“1 sheep, 2 sheep, 3 sheep… 100 sheep..” You go on and on counting but to no avail. You just can’t fall asleep.

Are you a victim of insomnia? Insomnia is a terrible sleep disorder where one cannot fall asleep or stay asleep as long as desired. Counting sheep is one of the most ancient sleep devices, but this method doesn’t work for most of us. In fact, it is merely an old wives’ tale.

4 Simple Sleep Remedies

Fortunately, we have gathered some of the best sleeping suggestions here which can help fight insomnia and give you a well-deserved good night’s sleep:

1) Watching what you eat is quintessential.

You need to be extra meticulous with what you put inside your mouth, especially when insomnia is a chronic issue. Do follow these tips:

  • Avoid heavy meals 3 hours before bedtime; this causes heartburns or indigestion, induces discomfort and hampers one’s sleep.
  • Alcohol is a no-no. Alcohol quickly metabolizes in your system and causes one to wake mid-sleep, then disrupting your sweet dreams.
  • Try taking light snacks like Cherries and Bananas. They contain melatonin; it is the body’s natural chemical which regulates its sleep-wake cycle.

2) Do Not Exercise Before Bedtime

However active you may be, don’t attempt to exercise before your bedtime. The common misconception is that exercising makes you feel lethargic and helps you sleep more easily. On the contrary, exercising stimulates your brain, muscles, and heart and raises your body temperature. All these are the exact opposite of changes which occur in the body during sleep!

3) Keep Yourself Relax

Stress is another encumbrance to sleep. All your worries and anxiety plague your mind once you shut your eyes, thus hindering a good night’s rest. Do try the suggestions below:

  • Aromatherapy: light scented candles in your bedroom; it clams one down and is very useful for relaxation.
  • Apply essential plant oils that can help relax your mind and body.
  • Listen to some of your favourite pieces of music, be it soothing or hard rock; choose something that takes troubles off your mind.
  • Give yourself a break once in a awhile! Catch a movie with your partner or friends or plan a vacation at the end of the year.

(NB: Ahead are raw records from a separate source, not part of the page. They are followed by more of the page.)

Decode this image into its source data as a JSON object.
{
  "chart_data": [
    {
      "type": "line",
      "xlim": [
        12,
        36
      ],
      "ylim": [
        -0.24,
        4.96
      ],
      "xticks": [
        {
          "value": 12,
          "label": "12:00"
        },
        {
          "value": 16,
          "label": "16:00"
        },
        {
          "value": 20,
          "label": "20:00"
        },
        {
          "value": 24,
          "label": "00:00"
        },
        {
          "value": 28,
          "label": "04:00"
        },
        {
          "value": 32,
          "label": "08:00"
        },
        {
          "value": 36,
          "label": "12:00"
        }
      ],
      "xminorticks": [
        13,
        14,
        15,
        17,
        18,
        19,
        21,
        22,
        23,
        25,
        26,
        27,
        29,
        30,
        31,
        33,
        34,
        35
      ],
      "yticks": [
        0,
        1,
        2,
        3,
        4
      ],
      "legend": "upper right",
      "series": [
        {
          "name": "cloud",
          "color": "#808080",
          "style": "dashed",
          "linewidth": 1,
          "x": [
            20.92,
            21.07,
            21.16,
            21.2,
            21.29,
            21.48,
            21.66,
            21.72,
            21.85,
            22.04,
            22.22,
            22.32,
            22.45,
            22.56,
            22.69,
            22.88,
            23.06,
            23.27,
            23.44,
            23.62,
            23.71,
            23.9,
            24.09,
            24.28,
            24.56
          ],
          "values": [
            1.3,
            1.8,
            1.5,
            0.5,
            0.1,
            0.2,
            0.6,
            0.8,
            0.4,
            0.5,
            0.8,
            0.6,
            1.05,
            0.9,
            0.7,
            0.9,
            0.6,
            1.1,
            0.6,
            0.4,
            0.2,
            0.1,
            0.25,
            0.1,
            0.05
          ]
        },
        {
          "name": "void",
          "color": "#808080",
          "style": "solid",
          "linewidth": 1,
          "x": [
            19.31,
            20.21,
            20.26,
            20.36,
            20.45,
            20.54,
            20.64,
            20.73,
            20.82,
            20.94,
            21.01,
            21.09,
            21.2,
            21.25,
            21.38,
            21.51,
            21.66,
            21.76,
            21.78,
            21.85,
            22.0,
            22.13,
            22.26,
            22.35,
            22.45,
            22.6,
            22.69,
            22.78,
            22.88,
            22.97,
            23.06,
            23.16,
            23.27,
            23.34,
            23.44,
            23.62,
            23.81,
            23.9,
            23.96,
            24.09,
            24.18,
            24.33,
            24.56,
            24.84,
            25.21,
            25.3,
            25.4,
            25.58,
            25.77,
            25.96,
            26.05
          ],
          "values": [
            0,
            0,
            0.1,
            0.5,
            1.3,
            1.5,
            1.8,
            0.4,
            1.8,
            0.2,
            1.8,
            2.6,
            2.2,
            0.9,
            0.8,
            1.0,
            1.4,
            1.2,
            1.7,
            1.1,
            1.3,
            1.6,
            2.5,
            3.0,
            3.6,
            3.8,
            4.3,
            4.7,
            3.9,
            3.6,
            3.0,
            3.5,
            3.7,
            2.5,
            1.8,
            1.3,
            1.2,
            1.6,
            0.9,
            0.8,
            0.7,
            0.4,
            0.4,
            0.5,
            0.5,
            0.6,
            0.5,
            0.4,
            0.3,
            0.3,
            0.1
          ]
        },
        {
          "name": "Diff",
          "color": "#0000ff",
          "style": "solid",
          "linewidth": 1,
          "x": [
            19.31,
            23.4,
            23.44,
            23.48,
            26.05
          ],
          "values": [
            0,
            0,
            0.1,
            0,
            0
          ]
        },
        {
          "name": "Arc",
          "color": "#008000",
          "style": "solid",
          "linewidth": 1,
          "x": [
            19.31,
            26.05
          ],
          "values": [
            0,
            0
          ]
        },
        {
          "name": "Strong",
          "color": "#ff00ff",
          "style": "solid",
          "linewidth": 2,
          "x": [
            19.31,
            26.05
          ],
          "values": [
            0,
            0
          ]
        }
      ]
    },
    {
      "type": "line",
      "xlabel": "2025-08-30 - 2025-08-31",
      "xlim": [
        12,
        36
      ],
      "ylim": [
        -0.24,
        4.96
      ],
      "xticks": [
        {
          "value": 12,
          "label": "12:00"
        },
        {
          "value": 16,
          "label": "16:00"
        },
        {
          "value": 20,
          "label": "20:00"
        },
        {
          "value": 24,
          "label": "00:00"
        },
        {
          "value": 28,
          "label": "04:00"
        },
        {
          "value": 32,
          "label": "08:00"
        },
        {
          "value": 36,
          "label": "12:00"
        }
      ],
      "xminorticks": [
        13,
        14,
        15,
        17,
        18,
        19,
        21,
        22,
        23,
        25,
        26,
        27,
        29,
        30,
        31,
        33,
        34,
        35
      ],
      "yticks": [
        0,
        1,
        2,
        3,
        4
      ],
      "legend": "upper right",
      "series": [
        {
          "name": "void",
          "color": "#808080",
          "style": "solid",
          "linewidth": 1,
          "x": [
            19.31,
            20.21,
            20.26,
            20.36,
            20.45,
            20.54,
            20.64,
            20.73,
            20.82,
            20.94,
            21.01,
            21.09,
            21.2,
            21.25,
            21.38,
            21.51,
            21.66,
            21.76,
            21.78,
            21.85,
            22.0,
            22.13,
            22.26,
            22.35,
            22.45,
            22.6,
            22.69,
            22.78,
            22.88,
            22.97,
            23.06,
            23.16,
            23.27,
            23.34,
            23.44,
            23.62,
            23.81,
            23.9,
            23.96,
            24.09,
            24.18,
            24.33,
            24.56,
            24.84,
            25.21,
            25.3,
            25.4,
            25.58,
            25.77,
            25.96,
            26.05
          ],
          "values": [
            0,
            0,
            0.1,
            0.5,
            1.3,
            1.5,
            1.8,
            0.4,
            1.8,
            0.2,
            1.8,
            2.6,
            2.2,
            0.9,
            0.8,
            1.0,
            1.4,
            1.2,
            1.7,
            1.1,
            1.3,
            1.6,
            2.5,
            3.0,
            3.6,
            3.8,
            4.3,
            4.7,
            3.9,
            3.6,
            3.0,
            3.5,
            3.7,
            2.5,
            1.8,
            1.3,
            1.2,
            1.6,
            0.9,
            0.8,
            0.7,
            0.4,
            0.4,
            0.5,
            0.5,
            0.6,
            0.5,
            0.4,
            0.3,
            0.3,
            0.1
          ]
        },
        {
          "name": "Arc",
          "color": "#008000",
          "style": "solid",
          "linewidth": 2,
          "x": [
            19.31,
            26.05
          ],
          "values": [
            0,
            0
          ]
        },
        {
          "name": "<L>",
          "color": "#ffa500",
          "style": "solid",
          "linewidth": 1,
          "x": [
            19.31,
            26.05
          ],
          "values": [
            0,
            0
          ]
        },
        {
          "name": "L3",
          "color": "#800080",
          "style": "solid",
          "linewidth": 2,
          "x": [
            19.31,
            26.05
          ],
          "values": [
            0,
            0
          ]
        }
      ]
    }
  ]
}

4) Limit Your Nap Duration

We all like to take short naps to recharge ourselves during the day, but do you know that excessive naps can worsen your insomnia too?

  • If you really need to nap in the day, limit it to 20 to 30 minutes.
  • One study found that the closer we nap to our bedtime, the harder it is to wake up and have a good night’s rest when we actually want to hit the hay.
  • Ideally, naps should be kept short and taken in the early afternoon.

With these, we hope that you can have a good rest tonight. Sweet dreams!